For what it's worth:
My household has been using for the last four months a three-stage filter system that includes a coarse particulate filter, an activated-charcoal filter, and a greensand iron/manganese filter.
This filter system is not advertised as reducing water hardness, but in our experience it does. Testing by our local lab shows that unfiltered, our water has a hardness (CaCO3) of around 70 mg/l. Filtered, the hardness is essentially eliminated (the test comes back as "not detected").
The downside? These filters are lasting a fraction of their advertised lifetime for us. The manufacturer tells us that the filters should work for 90,000 gallons, given our water condition (around 100 mg/l TDS, which apparently is the biggest thing they worry about in terms of effect on the filter, other than the substances actually being filtered). But in practice, we are seeing the efficacy of the filters reduced quickly under use, requiring replacement after around 9,000 gallons. I.e. they last only a tenth of the time they are advertised to.
The manufacturer has told us that they don't expect for the water hardness to be a problem, but they also say that the filters shouldn't be removing hardness from the water. My interpretation of our experience is that they are mistaken on both fronts, leading to the CaCO3 getting caught by the Fe/Mn filter, causing it to be saturated much more quickly than expected.

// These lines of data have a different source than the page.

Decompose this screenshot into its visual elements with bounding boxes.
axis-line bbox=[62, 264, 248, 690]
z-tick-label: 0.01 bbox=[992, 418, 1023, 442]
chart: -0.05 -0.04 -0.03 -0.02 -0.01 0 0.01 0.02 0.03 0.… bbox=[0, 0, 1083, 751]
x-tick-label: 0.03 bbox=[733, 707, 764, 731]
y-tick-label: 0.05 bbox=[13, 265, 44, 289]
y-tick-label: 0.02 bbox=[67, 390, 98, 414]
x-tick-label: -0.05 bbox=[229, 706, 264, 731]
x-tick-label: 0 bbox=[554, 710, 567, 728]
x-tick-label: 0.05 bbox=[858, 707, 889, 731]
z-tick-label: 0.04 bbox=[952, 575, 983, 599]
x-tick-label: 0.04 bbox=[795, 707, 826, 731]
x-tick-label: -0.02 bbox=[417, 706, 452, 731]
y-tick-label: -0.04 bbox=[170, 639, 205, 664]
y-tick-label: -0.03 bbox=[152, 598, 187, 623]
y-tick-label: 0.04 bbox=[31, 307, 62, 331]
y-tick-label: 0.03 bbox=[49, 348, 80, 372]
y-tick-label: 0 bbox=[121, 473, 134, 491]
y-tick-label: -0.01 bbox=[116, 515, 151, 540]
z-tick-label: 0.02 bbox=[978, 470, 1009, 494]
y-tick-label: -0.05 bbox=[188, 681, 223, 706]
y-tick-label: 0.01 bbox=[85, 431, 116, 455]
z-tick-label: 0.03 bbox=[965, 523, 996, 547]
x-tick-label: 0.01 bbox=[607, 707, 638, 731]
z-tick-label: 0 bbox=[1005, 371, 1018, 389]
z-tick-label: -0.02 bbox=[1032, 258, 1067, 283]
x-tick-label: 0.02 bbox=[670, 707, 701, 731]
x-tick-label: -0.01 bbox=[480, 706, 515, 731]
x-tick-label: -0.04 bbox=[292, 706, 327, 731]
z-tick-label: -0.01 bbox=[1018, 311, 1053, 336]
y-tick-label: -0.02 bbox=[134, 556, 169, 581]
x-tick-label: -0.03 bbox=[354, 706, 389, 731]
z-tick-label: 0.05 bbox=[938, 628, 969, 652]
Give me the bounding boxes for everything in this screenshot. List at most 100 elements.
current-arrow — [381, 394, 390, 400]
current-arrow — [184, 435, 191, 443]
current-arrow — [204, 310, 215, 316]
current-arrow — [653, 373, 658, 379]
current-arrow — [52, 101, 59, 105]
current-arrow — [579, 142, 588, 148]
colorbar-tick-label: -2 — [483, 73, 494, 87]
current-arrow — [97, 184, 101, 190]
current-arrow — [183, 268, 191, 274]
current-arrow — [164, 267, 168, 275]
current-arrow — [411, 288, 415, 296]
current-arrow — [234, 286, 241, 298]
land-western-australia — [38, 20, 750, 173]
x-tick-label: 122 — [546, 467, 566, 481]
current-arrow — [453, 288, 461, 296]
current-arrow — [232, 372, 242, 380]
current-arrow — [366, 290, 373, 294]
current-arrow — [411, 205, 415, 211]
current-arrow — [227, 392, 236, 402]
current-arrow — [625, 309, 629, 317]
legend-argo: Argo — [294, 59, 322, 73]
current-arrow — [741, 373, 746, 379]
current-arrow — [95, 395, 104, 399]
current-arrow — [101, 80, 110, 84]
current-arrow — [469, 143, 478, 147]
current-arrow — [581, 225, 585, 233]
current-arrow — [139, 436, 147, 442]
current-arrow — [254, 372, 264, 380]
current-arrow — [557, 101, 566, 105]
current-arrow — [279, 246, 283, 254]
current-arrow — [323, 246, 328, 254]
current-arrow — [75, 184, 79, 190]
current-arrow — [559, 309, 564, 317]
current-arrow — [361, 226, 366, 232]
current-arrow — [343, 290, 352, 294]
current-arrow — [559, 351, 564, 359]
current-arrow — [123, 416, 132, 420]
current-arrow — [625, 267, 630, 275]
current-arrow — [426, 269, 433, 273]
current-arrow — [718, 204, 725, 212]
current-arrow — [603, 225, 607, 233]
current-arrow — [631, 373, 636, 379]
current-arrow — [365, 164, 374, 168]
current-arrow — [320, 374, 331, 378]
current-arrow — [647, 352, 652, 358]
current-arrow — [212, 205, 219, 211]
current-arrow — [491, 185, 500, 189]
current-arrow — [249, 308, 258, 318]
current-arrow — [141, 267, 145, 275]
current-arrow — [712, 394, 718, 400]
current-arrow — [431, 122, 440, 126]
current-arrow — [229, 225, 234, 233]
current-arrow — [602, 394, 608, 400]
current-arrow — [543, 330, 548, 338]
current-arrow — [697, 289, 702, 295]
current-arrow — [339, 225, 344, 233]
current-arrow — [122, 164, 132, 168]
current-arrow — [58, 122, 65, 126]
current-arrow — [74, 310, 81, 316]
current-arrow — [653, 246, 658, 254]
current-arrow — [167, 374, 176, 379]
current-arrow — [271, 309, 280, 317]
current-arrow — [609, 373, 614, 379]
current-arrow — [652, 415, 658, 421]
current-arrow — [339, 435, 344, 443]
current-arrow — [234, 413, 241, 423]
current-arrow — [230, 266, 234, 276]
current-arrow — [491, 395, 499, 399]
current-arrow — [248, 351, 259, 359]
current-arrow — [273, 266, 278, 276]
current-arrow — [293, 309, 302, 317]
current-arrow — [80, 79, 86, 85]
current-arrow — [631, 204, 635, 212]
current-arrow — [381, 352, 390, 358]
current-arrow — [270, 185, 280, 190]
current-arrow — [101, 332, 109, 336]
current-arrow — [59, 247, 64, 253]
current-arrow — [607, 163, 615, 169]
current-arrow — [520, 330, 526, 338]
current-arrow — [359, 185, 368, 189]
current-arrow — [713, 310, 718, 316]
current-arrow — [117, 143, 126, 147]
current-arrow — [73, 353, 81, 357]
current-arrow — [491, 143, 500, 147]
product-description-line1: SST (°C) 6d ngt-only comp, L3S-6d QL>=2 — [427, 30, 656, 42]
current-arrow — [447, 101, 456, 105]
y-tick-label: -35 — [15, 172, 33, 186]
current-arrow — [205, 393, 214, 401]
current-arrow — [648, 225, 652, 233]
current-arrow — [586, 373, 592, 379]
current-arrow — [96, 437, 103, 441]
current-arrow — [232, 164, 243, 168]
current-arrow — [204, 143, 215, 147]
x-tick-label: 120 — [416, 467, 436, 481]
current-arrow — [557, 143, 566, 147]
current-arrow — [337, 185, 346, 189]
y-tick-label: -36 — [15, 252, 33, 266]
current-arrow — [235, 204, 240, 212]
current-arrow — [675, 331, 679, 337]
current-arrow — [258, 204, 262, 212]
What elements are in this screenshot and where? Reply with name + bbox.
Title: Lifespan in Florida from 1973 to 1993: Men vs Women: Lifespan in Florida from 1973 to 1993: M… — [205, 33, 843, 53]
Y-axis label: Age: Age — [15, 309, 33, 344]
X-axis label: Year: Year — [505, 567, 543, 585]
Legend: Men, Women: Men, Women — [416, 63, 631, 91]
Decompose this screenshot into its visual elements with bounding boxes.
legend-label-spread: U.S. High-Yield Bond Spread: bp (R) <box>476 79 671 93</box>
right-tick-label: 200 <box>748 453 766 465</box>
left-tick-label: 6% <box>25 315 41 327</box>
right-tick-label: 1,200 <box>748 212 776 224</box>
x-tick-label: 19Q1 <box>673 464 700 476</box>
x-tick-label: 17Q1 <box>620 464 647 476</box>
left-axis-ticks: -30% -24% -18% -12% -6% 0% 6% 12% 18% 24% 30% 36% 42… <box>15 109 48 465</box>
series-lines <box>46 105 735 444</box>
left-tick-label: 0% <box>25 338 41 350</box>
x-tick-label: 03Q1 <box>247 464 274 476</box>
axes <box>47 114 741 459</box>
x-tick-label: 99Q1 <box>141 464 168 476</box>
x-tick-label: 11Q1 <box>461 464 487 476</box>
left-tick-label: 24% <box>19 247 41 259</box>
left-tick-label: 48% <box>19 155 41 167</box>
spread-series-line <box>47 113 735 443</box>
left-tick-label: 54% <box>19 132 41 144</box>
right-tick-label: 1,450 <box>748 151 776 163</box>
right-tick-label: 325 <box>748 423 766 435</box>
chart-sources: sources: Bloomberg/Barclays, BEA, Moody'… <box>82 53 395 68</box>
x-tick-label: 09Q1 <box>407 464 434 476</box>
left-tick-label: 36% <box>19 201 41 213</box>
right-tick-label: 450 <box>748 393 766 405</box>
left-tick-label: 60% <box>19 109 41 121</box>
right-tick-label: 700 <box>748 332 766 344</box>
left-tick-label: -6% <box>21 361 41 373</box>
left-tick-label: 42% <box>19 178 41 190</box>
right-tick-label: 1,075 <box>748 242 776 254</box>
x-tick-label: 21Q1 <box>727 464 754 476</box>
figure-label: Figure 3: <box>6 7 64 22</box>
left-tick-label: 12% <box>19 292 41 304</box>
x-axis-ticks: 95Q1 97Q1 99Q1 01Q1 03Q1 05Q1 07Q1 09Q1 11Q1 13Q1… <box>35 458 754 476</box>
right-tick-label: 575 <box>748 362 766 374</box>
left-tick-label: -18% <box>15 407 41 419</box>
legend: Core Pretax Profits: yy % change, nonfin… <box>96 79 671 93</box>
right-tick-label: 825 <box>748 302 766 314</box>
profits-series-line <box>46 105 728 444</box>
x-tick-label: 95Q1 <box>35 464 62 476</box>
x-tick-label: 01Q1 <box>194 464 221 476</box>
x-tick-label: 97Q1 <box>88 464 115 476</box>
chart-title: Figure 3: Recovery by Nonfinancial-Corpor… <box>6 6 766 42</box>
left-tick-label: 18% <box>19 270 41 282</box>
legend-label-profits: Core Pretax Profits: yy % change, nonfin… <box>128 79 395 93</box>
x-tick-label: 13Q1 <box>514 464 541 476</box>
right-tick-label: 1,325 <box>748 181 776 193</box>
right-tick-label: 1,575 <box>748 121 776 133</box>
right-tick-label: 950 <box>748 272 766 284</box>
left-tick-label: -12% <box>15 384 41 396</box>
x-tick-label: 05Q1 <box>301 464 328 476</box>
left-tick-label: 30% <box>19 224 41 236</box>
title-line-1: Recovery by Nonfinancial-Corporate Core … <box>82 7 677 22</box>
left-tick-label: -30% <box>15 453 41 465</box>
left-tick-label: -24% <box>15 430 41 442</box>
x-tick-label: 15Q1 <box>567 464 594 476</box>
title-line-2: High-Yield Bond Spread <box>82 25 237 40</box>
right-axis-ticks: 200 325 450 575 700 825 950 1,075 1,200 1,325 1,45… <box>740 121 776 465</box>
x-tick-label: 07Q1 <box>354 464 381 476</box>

For us, the cost of the filter is high enough that we are looking into alternatives (but we're hoping to find a salt-free option). But depending on one's goals and existing hardness levels, it might be worth a try. The initial install cost was very low (the filter housing and three filters included is only about US$500). A salt-based system will be much less expensive, but our experience shows that it is possible to remove hardness without salt, albeit at increased expense (and since the bulk of the expense is the filter cartridge, an on-going expense, it will eventually exceed the cost of most other options, including reverse-osmosis).